A total of 4617 protein coding genes and 172 RNA genes were predicted, and the general features of strain VV2014DJH are summarized in Tables 1, 2 and 3. The putative functions of the majority of the protein coding genes were prognosticated. The distribution of these genes into COGs functional categories was showed in Fig. 1, and the schematic circular representation of the VV2014DJH genome was created by Circos [27] in Fig. 2 to show the annotation information.

Three hundred and fifty-seven secretory proteins were detected in the 4617 proteins, and 45 proteins related to type I, II, III, IV and VI secretion systems were predicted, no protein related to type V and VII secretion systems was found. Type III secretion systems are complex bacterial structures that provide Gram-negative pathogens with unique virulence mechanisms. In the strain VV2014DJH, 184 effector proteins were detected by EffectiveT3 software.
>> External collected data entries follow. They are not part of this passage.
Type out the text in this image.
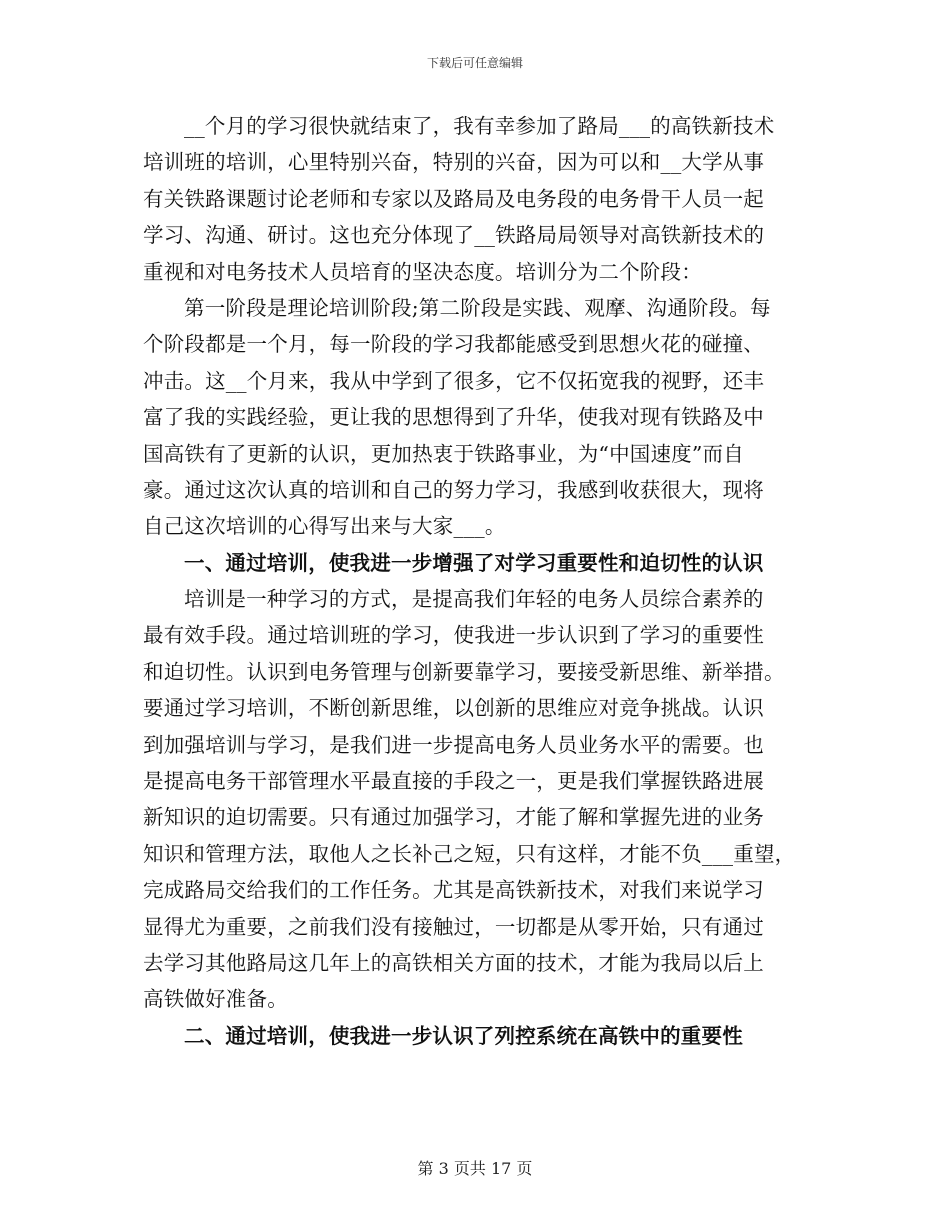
下载后可任意编辑
__个月的学习很快就结束了，我有幸参加了路局___的高铁新技术
培训班的培训，心里特别兴奋，特别的兴奋，因为可以和__大学从事
有关铁路课题讨论老师和专家以及路局及电务段的电务骨干人员一起
学习、沟通、研讨。这也充分体现了__铁路局局领导对高铁新技术的
重视和对电务技术人员培育的坚决态度。培训分为二个阶段：
第一阶段是理论培训阶段;第二阶段是实践、观摩、沟通阶段。每
个阶段都是一个月，每一阶段的学习我都能感受到思想火花的碰撞、
冲击。这__个月来，我从中学到了很多，它不仅拓宽我的视野，还丰
富了我的实践经验，更让我的思想得到了升华，使我对现有铁路及中
国高铁有了更新的认识，更加热衷于铁路事业，为“中国速度”而自
豪。通过这次认真的培训和自己的努力学习，我感到收获很大，现将
自己这次培训的心得写出来与大家___。
一、通过培训，使我进一步增强了对学习重要性和迫切性的认识
培训是一种学习的方式，是提高我们年轻的电务人员综合素养的
最有效手段。通过培训班的学习，使我进一步认识到了学习的重要性
和迫切性。认识到电务管理与创新要靠学习，要接受新思维、新举措。
要通过学习培训，不断创新思维，以创新的思维应对竞争挑战。认识
到加强培训与学习，是我们进一步提高电务人员业务水平的需要。也
是提高电务干部管理水平最直接的手段之一，更是我们掌握铁路进展
新知识的迫切需要。只有通过加强学习，才能了解和掌握先进的业务
知识和管理方法，取他人之长补己之短，只有这样，才能不负___重望，
完成路局交给我们的工作任务。尤其是高铁新技术，对我们来说学习
显得尤为重要，之前我们没有接触过，一切都是从零开始，只有通过
去学习其他路局这几年上的高铁相关方面的技术，才能为我局以后上
高铁做好准备。
二、通过培训，使我进一步认识了列控系统在高铁中的重要性
第 3 页共 17 页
The results of colinearity analysis for these three genome sequences of VV2014DJH, CMCP6 and YJ016 showed that the majority of the genomes were conserved in all three strains, although these were some transpositions between VV2014DJH and CMCP6, or VV2014DJH and YJ016. The Blast results showed that the pathogenic factors of VV2014DJH including the aforementioned type II and type VI secretion systems, flagellin C/D/E, and other pathogenic factors were also found in V. vulnificus VV2014DJH (Additional file 1: Fig S1, Table S1).